In openCL you can specify the amount of local memory you want to allocate in a kernel from host code by specifing the amount of memory to allocate in a parameter for local memory with the command

clSetKernelArg(myKernel, 3, localHeight * localWidth * sizeof(float), NULL);

where the kernel looks like

__kernel void matrixMul_gpu(
	__global float* A, __global float* B, __global float* C,
	__local float * As, __local float * Bs,
	unsigned int HeightA, unsigned int WidthB, unsigned int WidthAHeightB
	)

This works well if I want to create 1D arrays in local memory, but what if I want to make As and Bs 2D arrays where their sizes are dynamically specified from the host code?

You can either declare the local variable in kernel scope instead of as a kernel argument or you will have to manually index into the array as if it was 2D. This is not any different from how C99 works, is it?

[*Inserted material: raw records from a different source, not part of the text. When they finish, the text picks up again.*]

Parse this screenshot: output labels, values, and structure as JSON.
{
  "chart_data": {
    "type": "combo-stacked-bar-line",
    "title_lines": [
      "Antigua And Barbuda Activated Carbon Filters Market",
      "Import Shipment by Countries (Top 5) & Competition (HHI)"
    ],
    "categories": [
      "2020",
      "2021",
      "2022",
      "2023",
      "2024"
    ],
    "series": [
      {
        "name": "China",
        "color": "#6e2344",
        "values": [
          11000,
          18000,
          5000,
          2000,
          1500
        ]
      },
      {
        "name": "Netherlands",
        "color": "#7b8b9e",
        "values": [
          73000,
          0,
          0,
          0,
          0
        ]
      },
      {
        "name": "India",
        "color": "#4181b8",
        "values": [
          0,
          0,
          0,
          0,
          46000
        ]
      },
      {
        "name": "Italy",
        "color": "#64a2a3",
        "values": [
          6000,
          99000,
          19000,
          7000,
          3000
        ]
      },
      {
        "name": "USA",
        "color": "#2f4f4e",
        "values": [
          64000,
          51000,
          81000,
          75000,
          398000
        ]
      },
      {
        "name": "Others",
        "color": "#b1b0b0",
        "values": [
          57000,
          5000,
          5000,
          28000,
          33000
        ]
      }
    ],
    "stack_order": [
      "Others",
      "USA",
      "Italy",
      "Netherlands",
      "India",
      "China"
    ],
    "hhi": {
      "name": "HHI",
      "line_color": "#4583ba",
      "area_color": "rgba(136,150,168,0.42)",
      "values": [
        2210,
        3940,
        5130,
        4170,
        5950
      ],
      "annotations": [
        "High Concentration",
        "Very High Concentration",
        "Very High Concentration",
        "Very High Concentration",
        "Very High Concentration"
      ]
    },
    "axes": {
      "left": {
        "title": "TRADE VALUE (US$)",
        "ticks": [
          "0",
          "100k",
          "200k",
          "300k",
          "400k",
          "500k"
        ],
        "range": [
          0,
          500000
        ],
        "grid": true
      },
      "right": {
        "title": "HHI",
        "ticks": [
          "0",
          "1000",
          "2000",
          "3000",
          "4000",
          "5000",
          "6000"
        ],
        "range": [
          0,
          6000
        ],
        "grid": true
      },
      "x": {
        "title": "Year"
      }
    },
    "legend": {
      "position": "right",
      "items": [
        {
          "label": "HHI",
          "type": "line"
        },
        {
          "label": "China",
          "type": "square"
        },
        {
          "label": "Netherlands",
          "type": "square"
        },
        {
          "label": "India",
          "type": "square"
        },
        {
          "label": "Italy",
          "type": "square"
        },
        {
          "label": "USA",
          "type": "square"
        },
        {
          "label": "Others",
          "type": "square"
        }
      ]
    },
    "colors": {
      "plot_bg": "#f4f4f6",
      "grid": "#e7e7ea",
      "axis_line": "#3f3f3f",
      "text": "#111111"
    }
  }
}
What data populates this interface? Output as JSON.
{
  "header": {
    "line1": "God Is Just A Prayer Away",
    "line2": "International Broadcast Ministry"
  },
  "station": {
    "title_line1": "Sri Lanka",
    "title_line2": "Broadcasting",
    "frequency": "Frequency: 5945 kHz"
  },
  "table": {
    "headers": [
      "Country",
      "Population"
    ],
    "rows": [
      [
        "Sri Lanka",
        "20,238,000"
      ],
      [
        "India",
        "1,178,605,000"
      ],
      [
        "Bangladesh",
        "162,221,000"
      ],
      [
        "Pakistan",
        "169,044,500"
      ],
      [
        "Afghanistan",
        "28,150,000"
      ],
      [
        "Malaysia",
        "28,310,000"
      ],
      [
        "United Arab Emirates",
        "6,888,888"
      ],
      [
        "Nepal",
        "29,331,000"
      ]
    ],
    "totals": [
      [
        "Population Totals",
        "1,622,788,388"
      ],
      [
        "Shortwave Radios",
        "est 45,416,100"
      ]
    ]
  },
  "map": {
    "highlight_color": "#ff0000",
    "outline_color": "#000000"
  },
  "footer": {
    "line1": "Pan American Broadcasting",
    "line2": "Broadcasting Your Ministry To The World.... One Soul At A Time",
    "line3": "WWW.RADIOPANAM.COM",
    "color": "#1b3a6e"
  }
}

Those are two work arounds that I have used.

Declaring a local memory array within the scope of the kernel is one way to make a 2D array. But the allocation size then becomes static. I couldn’t write code that dynamically sizes the array based on how much local memory is available on the devices compute units. Doing this would be useful if writing code for both nVidia’s G80 and Fermi architectures. G80 only has a local memory cache of 16 kb whereas Fermi has a cache of 48 kb. If you’re doing matrix dot product operations, it is ideal to have a block size as large as possible, on G80 the max would be 16x16, but on fermi it would be 32x32. If I create the array with in the scope of the kernel, I would have to write two kernels, one for a local mem size of 16x16 and the other for a local mem size of 32x32. Then I’m not even taking into account AMD cards or other architectures.

If I try to manually index into the code, it would be more dynamic, I could specify local memory array sizes outside the kernel so I would only have to write one kernel. Unfortunetly I would have to manually index the array with something like

As[i * MatrixWidth + j]

instead of

As[i][j]

This would work, but it takes a few more instructions, which can add up in iterations, it can get confusing, and it makes for much less elagant code.

I’m trying to get the best of both worlds, having dynamic code and having elagant code. Is dynamically allocating 2D arrays from the kernel call impossible in OpenCL 1.0? Or is there some way to do it?

I couldn’t write code that dynamically sizes the array based on how much local memory is available on the devices compute units.

You can change the size dynamically. All you have to do is change the variable declaration in the source code before you call clCreateProgramWithSource().

This would work, but it takes a few more instructions

Why would it take more instructions? A[j][i] is identical to A[j*width+i]. As for elegance, readability, etc. you can use a macro if you want.

Sorry, wrong button.

Is dynamically allocating 2D arrays from the kernel call impossible in OpenCL 1.0?

It’s not possible. See section 6.8: “Arguments to __kernel functions in a program cannot be declared as a pointer to a pointer(s).”